This project has moved and is read-only. For the latest updates, please go here.

iterate through like items

Topics: Developer Forum, User Forum
Jul 22, 2013 at 8:31 PM
HTML I'm scraping is below. It contains a post and 2 replies:
<div class="share_buttons noprint">...</div>

<strong>Dan</strong> Says:<br/>
<span class="small soft"><time datetime="2009-10-05T02:27:38Z">Sun, Oct 04 '09, 7:27 PM</time></span>
<div class="quote_top">&nbsp;</div>
<div class="quote_item">Hello all, this is my original post.<br/></div>

<form class="action_heading noprint">

<div class="post_number" id="r_140626">1</div>
<strong>AnnieMae</strong> Says:<br/>
<span class="small soft"><time datetime="2009-10-05T02:30:27Z">Sun, Oct 04 '09, 7:30 PM</time></span>
<div class="quote_top clear_float">&nbsp;</div>
<div class="quote_item">What do you think of it?<br/></div>

<div class="post_number" id="r_140627">2</div>
<strong>Thomas77</strong> Says:<br/>
<span class="small soft"><time datetime="2009-10-05T02:32:32Z">Sun, Oct 04 '09, 7:32 PM</time></span>
<div class="quote_top clear_float">&nbsp;</div>
<div class="quote_item">Not really sure, can't see this pic?<br/>
So I've already figured out how to get the original post...
'get AUTHOR and DATE of original post
Dim divOriginalPostAuthor As HtmlNode = threadDoc.DocumentNode.SelectSingleNode("//div[@class='share_buttons noprint']/following-sibling::strong")
Dim divOriginalPostDate As HtmlNode = threadDoc.DocumentNode.SelectSingleNode("//div[@class='share_buttons noprint']/following-sibling::span/time")

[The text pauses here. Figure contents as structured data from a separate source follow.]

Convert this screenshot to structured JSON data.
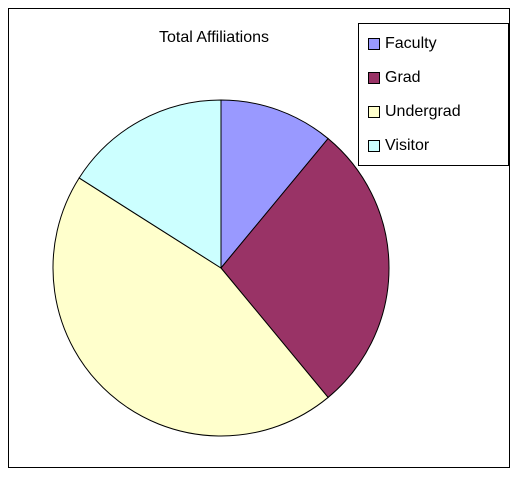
{
  "chart_data": {
    "type": "pie",
    "title": "Total Affiliations",
    "categories": [
      "Faculty",
      "Grad",
      "Undergrad",
      "Visitor"
    ],
    "values": [
      11,
      28,
      45,
      16
    ],
    "colors": [
      "#9999ff",
      "#993366",
      "#ffffcc",
      "#ccffff"
    ],
    "legend": "right"
  }
}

Dim strDate As String = divOriginalPostDate.InnerText.Trim
strDate = strDate.Remove(0, InStr(strDate, ", ")).Trim
strDate = Replace(strDate, "'", 20)
Dim strAuthor As String = (divOriginalPostAuthor.InnerText).Trim
dtPosted = CDate(strDate)
divOriginalPostText = threadDoc.DocumentNode.SelectSingleNode("//div[@class='share_buttons noprint']/following-sibling::div[@class='quote_item']")
Now I'm just trying to figure out how to get the replies...I was thinking of getting the current line position like this:
Dim currentNodePosition As Integer = threadDoc.DocumentNode.SelectSingleNode("//form[@class='action_heading noprint']").Line
and then using that to iterate through the replies as I increment the current line position. The think that makes this tricky for me is that the replies don't have a "container" html element for me to collect at once.... Any ideas?
Jul 23, 2013 at 6:07 PM
just for the record, I figured this out and wanted to post the answer for anyone that needs it in the future.
'then get thread replies
Dim nodesPostNumber As HtmlNodeCollection = threadDoc.DocumentNode.SelectNodes("//form[@class='action_heading noprint']/following-sibling::div[contains(@id, 'r_')]")
Dim replies As New List(Of ThreadReply)

If Not nodesPostNumber Is Nothing Then

Dim intNumberOfReplies As Integer = nodesPostNumber.Count
For i = 1 To intNumberOfReplies
    Dim nodeReplyDate As HtmlNode = threadDoc.DocumentNode.SelectSingleNode("//form[@class='action_heading noprint']/following-sibling::span[@class='small soft' and position()=" + i.ToString + "]")
    Dim strXPathForDate As String = nodeReplyDate.XPath
    Dim strReplyText As String = threadDoc.DocumentNode.SelectSingleNode(strXPathForDate + "/following-sibling::div[@class='quote_item']").InnerHtml
    strReplyText = Left(strReplyText, InStr(strReplyText, "<div class=""noprint""") - 1)
    Dim strReplyAuthor As String = threadDoc.DocumentNode.SelectSingleNode(nodeReplyDate.XPath + "/preceding-sibling::strong").InnerText
    Dim strReplyDate As String = nodeReplyDate.InnerText.Trim
    strReplyDate = strReplyDate.Remove(0, InStr(strReplyDate, ", ")).Trim
    strReplyDate = Replace(strReplyDate, "'", 20)
    strReplyDate = Replace(strReplyDate, "via mobile", "")
    Dim thisReply As New ThreadReply With {.Author = strReplyAuthor, .DatePosted = strReplyDate, .ThreadID = thisThread.ThreadID, .Text = strReplyText}
End If
So, it's about "grabbing" the node that was used for 1 reply and using it in xpath again to make sure you only get replies that come AFTER the node you grabbed. I did this by using HTMLNode.Xpath which gives you the xpath string for any given HTMLAgilityPack.htmlnode and then adding "/following-sibling".